Miriam disappears for 12 days to incubate the 4 eggs stashed in the hidden refuge. Sometimes, I see her quickly pop out of the nesting hole and wing-bump Asaph, her tag-team partner. Asaph wriggles his way into the hole to warm the eggs while Miriam quenches her thirst. Once the small, dull-white and brown, mottled eggs hatch, the two of them begin a steady convoy of worm delivery to the triangular beaks eagerly protruding from the hole in the tin.

Let the flourishing begin!

Take a Deep Breath of Remember: We need a rhythm inventory. What rhythms, what habits of remembering can we weave into our schedule to enable us to glorify God and enjoy Him forever? Our rhythms reveal our loves. They shape us. Sometimes unknowingly. Are there rival habits or rhythms competing for our supreme love?

Do not love the world or anything in the world. If anyone loves the world, love for the Father is not in them.  For everything in the world—the lust of the flesh, the lust of the eyes, and the pride of life—comes not from the Father but from the world.  The world and its desires pass away, but whoever does the will of God lives forever. (1 John 2:15-17, NIV)

Prayer: Lord Jesus, I feel the strong pull toward loves that promise fulfillment but leave me empty. Forgive my wayward heart. Turn me toward You, my supreme love. By your grace, become so beautiful to me that my highest desires burn for You. Amen.

 

 

Blossom Gets Colostrum

2:30 A.M. Calving Stall. Nonchalantly I squat beside Big Mama, push my forehead into her warm flank to offer reassurance, dodge a few tail swats, and fend off a hind-leg kick, then squeeze a two-liter bottleful of colostrum from a tight udder.

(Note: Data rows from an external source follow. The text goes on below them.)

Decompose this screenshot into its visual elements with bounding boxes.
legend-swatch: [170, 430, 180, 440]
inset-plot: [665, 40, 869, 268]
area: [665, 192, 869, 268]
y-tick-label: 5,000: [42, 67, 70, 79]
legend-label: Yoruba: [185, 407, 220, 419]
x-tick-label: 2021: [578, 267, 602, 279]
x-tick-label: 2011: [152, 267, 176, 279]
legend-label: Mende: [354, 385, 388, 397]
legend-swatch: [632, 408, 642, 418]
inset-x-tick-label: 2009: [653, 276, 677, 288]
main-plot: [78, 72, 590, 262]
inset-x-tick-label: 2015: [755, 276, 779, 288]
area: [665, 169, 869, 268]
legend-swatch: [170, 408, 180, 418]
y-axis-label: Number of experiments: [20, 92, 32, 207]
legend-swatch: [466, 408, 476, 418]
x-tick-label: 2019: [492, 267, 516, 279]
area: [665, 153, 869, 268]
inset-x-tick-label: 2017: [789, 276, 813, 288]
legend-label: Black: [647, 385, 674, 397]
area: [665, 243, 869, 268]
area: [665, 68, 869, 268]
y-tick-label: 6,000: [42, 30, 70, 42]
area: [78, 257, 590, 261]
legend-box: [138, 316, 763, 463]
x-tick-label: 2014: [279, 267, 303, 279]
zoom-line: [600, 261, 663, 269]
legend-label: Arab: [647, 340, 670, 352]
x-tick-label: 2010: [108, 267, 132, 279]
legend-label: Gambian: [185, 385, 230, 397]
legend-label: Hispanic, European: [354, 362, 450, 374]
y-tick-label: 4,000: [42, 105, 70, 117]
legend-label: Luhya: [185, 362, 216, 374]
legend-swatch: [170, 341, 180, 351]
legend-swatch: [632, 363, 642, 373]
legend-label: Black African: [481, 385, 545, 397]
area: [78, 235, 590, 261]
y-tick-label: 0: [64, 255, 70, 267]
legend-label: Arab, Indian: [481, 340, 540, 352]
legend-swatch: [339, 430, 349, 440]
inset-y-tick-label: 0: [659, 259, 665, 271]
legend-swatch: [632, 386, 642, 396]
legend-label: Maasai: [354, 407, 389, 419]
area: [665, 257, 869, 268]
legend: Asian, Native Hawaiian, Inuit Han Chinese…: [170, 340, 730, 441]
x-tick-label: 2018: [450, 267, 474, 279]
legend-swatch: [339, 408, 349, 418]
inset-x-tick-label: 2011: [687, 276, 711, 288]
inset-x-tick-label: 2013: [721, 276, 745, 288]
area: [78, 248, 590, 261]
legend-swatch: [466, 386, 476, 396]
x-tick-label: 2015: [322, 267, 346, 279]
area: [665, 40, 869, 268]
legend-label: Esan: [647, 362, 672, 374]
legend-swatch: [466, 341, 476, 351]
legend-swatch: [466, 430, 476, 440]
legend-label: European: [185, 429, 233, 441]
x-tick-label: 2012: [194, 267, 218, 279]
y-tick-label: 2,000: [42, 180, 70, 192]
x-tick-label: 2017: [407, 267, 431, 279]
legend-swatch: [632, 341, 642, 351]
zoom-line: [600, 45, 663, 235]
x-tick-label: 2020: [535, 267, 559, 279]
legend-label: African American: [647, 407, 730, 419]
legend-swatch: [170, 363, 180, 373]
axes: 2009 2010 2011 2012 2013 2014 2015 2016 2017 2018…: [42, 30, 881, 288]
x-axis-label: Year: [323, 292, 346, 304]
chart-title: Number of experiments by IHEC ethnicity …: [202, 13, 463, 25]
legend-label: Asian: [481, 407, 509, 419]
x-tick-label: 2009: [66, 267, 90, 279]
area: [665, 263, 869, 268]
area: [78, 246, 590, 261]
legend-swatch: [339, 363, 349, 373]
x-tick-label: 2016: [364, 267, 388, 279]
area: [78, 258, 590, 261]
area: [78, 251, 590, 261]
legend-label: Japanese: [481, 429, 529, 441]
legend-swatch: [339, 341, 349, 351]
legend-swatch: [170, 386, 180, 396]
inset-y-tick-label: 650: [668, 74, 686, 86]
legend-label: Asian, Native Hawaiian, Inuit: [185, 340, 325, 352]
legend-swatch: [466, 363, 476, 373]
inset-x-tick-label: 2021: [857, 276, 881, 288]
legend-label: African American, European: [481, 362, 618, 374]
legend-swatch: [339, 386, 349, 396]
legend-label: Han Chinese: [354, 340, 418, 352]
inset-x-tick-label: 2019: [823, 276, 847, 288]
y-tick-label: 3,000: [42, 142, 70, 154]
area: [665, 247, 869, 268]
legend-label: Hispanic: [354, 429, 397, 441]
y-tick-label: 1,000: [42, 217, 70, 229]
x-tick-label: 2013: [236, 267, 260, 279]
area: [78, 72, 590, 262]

Blossom needs her first critical nourishment present in that first-milk from a freshened cow. Amazing design comes in play during her first 48 hours. During that period the cells of a calf’s gut, typically held together in tight junctions, are loose enough to allow large proteins to squeeze between them and enter the bloodstream.  Colostrum is loaded with just such large protein molecules – antibodies – crafted to protect Blossom from microbes she will encounter until she can produce her own. Germs that can put a quick end to any hope for her flourishing. Blossom’s gut is vulnerable. Colostrum-antibodies are like military Special Forces stealthily patrolling her bloodstream for invaders. They also act as gatekeepers, little TSA agents that coat the cells of her gut to arrest bad-guy’s germs bearing guns, knives and bombs.

I cap the bottle with a big red nursing nipple. Awestruck, I watch Blossom orchestrate her tongue and jaw perfectly to draw in the rich liquid nutrients.

Let the flourishing begin.

I’m lost in wonder. But the wonder stirs up a longing. I wish I had someone that would patrol my deep places and rescue me. Save me. Keep on saving me.

Take A Deep Breath of Remember:

(Hebrew 7:25, KJV) Wherefore he is able also to save them to the uttermost that come unto God by him, seeing he ever liveth to make intercession for them.

 There He is. My advocate. My resurrected, ascended-to-heaven Jesus pleading for my salvation, having begun, to keep working in me through eternity.

Prayer: Jesus, lover of our souls, fill our veins with Your ever-saving presence. Amen.

Author’s aside:

Some of you are asking yourself if I used the KJV to preserve the word “uttermost” because it sounds like udder-most. Why yes, of course.

Also, I hadn’t traveled by air for 10+ years until two weeks ago. Had to de-board the plane for a second TSA screening before leaving Bozeman airport when a man remembered his loaded gun in his wheelchair. But, hey, I live in Montana.